Cidades & Região / Mato Grosso do Sul
Reinaldo defende mais investimentos federais em logística para MS
Pré-candidato ao Senado afirma que rodovias, ferrovias e hidrovias precisam acompanhar o crescimento econômico de Mato Grosso do Sul
Da Redação
O ex-governador Reinaldo Azambuja, pré-candidato ao Senado, defendeu a ampliação dos investimentos federais em logística para Mato Grosso do Sul. Segundo ele, o Estado registrou forte crescimento nas últimas três décadas, com avanço da produção, chegada de novas indústrias e mais de R$ 80 bilhões em investimentos, mas a infraestrutura de transporte não acompanhou o mesmo ritmo.
Para Reinaldo, Mato Grosso do Sul precisa de obras estruturantes em rodovias, ferrovias e hidrovias para manter a competitividade e ampliar sua contribuição ao desenvolvimento nacional. Ele destacou que o Estado é produtor de grãos, fibras vegetais, proteínas animais e minérios, mas enfrenta desafios para escoar a produção.

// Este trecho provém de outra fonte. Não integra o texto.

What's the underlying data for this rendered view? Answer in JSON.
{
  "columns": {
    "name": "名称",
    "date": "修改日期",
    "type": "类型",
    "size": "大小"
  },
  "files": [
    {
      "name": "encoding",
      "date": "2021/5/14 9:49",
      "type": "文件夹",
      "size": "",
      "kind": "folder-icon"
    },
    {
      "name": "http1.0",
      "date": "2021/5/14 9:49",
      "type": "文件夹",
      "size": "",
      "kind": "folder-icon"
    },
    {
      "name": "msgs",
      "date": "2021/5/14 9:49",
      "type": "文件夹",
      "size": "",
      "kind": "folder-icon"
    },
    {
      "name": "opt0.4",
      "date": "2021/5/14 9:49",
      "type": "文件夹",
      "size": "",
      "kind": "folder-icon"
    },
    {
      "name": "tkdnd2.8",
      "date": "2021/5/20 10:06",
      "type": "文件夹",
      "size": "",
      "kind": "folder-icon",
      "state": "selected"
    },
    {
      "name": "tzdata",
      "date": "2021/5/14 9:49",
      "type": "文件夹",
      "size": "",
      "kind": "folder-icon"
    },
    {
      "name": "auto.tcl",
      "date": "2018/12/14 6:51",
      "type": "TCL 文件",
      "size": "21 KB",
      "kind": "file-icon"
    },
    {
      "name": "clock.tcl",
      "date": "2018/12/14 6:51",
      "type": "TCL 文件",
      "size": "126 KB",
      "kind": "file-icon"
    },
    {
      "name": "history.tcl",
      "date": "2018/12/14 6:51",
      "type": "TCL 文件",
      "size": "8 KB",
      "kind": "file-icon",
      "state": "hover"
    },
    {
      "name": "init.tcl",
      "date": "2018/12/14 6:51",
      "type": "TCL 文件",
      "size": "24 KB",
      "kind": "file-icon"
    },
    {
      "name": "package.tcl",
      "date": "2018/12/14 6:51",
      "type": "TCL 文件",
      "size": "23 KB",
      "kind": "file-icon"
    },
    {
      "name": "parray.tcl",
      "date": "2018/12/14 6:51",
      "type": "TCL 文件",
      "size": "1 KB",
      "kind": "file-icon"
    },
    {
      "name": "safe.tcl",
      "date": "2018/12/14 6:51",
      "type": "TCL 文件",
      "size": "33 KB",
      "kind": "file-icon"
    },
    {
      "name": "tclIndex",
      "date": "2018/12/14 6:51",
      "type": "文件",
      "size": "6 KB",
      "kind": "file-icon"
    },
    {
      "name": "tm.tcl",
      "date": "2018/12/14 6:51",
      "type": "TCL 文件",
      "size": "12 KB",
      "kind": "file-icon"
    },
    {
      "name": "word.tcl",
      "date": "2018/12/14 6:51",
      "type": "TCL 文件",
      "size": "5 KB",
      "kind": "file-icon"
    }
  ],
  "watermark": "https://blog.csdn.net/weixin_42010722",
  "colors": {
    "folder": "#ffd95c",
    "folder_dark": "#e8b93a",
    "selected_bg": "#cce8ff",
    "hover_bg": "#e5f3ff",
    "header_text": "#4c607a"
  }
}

Um dos pontos citados foi a hidrovia do Rio Paraguai. O ex-governador criticou os entraves para a dragagem de trechos do rio e afirmou que a medida seria voltada à retirada de sedimentos acumulados pelo assoreamento. Segundo ele, a paralisação da hidrovia aumenta o fluxo de caminhões de minério na BR-262, sobrecarregando a rodovia, danificando o pavimento e elevando o risco de acidentes.
Em entrevista à Rádio Independente de Aquidauana, Reinaldo também apontou a BR-262 como uma via estratégica para o Pantanal, Bonito, o turismo e a economia regional. Ele afirmou que o trecho entre Campo Grande, Aquidauana, Miranda e Corumbá mantém praticamente a mesma estrutura de 30 anos atrás, apesar do aumento no tráfego de carretas, turistas e moradores.
O ex-governador citou ainda a concessão da Rota da Celulose, que deve modernizar a malha rodoviária entre Campo Grande e a Costa Leste, mas alertou que outras regiões, especialmente o Pantanal, também precisam receber atenção.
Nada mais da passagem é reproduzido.